Taking Time to Read T and C pages: Understanding the aggregator’s terms of service or conditions is critical because if rushed, a lot of valuable information can be missed.
Risk & Considerations
Security Risks – Using aggregator bridging services that connect to a myriad of other bridges and smart contracts could give hackers an opportunity to exploit the system.
Slippage and Hidden Costs – There could be unaccounted costs other than slippage that are not disclosed beforehand. Take account of all expenses that will be incurred before approval.
Network Congestion Impact – Discounts do not eliminate the possibility of encountering delays or increased expenses. Your transfer timings are still crucial.
Compatibility Issues – Ensure that the tokens and chains that you intend to use are compatible with the aggregator that you intend to use before proceeding to transfer.

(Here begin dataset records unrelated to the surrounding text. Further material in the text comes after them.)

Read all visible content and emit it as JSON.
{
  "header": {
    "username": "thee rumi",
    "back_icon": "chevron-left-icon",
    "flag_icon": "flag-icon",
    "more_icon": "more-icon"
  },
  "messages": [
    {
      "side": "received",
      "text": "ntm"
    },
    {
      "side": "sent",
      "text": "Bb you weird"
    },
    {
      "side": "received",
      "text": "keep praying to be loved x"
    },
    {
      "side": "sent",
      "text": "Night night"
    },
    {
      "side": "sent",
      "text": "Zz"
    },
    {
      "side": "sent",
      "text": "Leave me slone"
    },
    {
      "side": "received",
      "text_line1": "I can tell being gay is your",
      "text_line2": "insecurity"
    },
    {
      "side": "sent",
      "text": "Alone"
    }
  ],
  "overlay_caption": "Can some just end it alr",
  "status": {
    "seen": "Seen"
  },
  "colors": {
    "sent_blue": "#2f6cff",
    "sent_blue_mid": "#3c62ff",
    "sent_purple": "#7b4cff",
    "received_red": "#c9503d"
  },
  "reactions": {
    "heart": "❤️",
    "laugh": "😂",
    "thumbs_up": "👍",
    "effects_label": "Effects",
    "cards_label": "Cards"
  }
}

Centralization Concerns – The use of centralized components by some aggregators could be a risk to user control and system decentralization.

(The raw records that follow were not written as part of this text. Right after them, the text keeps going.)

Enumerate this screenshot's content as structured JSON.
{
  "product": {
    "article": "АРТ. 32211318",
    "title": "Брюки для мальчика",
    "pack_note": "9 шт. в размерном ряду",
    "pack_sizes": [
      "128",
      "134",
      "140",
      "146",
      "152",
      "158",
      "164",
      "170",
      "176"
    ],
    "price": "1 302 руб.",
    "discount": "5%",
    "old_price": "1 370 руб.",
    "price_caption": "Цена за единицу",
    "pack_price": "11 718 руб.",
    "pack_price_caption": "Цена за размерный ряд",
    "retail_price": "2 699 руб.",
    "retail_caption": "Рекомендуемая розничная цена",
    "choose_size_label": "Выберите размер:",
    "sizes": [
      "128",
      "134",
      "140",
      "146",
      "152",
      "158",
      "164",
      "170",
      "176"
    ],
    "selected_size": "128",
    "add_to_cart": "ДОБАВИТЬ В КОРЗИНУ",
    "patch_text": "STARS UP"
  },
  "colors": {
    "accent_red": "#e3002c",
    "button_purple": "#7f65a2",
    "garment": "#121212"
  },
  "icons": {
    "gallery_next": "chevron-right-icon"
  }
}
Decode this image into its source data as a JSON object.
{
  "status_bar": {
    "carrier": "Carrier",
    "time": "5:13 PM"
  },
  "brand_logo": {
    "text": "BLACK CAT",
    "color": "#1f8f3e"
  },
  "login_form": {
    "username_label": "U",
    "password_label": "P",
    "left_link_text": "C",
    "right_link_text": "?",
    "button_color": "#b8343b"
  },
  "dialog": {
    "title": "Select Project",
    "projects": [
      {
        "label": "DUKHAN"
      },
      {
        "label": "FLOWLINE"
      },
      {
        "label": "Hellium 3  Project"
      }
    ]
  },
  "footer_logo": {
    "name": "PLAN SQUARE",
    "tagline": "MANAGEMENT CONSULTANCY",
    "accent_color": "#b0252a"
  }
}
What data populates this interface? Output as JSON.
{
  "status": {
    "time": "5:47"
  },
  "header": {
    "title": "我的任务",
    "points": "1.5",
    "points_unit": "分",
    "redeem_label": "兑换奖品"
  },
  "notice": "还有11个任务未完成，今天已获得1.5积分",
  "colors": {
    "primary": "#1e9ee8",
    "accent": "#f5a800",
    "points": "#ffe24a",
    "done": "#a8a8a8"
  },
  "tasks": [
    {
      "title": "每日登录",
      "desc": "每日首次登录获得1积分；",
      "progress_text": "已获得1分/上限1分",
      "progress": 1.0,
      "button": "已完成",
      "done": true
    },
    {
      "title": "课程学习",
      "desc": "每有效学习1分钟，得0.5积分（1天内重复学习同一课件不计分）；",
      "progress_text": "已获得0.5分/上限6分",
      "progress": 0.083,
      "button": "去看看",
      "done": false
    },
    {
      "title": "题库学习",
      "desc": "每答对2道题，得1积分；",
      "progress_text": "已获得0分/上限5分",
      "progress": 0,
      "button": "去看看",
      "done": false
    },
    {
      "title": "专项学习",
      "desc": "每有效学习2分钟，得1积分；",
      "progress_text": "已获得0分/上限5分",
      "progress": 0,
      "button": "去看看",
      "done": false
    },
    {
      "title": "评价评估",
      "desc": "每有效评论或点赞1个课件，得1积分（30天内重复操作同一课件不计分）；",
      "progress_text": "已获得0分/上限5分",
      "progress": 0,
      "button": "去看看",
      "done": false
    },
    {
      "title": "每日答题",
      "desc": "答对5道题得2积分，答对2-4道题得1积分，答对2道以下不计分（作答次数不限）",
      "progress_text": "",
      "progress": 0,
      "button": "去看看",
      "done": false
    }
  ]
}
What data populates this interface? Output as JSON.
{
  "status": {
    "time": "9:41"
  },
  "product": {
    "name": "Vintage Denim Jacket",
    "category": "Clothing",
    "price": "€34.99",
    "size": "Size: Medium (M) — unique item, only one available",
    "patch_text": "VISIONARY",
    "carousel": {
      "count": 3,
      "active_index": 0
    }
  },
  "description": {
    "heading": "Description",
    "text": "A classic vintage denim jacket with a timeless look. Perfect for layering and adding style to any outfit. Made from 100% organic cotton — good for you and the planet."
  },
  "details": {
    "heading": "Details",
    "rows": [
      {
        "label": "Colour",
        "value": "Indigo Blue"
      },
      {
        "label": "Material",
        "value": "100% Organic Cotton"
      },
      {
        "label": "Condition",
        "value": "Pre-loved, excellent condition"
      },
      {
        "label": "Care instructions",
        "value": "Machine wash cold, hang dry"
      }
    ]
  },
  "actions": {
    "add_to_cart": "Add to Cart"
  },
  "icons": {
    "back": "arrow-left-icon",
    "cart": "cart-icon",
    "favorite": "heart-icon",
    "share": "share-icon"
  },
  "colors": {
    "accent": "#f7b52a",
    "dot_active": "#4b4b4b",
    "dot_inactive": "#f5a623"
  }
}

User Errors – Entering incorrect destination addresses, or selecting wrong networks could result in permanent loss of funds. Reconfirming all details is crucial.
Pros & Cons
Pros | Cons |
---|---|
Finds the lowest fees across multiple bridges | Potential hidden fees or slippage |
Saves money by applying volume-based discounts | Security risks if using unverified platforms |
Simplifies the bridging process | May not support all tokens or chains |
Speeds up transfers with optimized routes | Possible delays during network congestion |
Access to exclusive promotions and discounts | Centralization risks in some aggregators |
Conclusion
To sum up, utilizing aggregator discounts greatly helps in minimizing bridging fees when moving crypto assets from one blockchain to another. The work of aggregators who deal with transferring cryptocurrencies regardless of the blockchain provides value since they evaluate the market of several bridges to determine the best one.
If users rely on trustworthy aggregators, pick the right time for the transfers, and steer clear from the usual mistakes, they can make substantial savings in spending and enhance the efficiency of cross-chain transfers. Using these solutions helps crypto users, who want to limit bridging expenses.
FAQ
How do aggregator discounts work?
Aggregators compare multiple bridges and routes to find the lowest fees and offer discounts based on transaction volume or partnerships.
Are aggregator discounts always guaranteed?
No, discounts depend on the aggregator’s deals and current network conditions; fees may vary.
How can I choose a reliable aggregator?
Look for platforms with good security audits, user reviews, and transparent fee structures.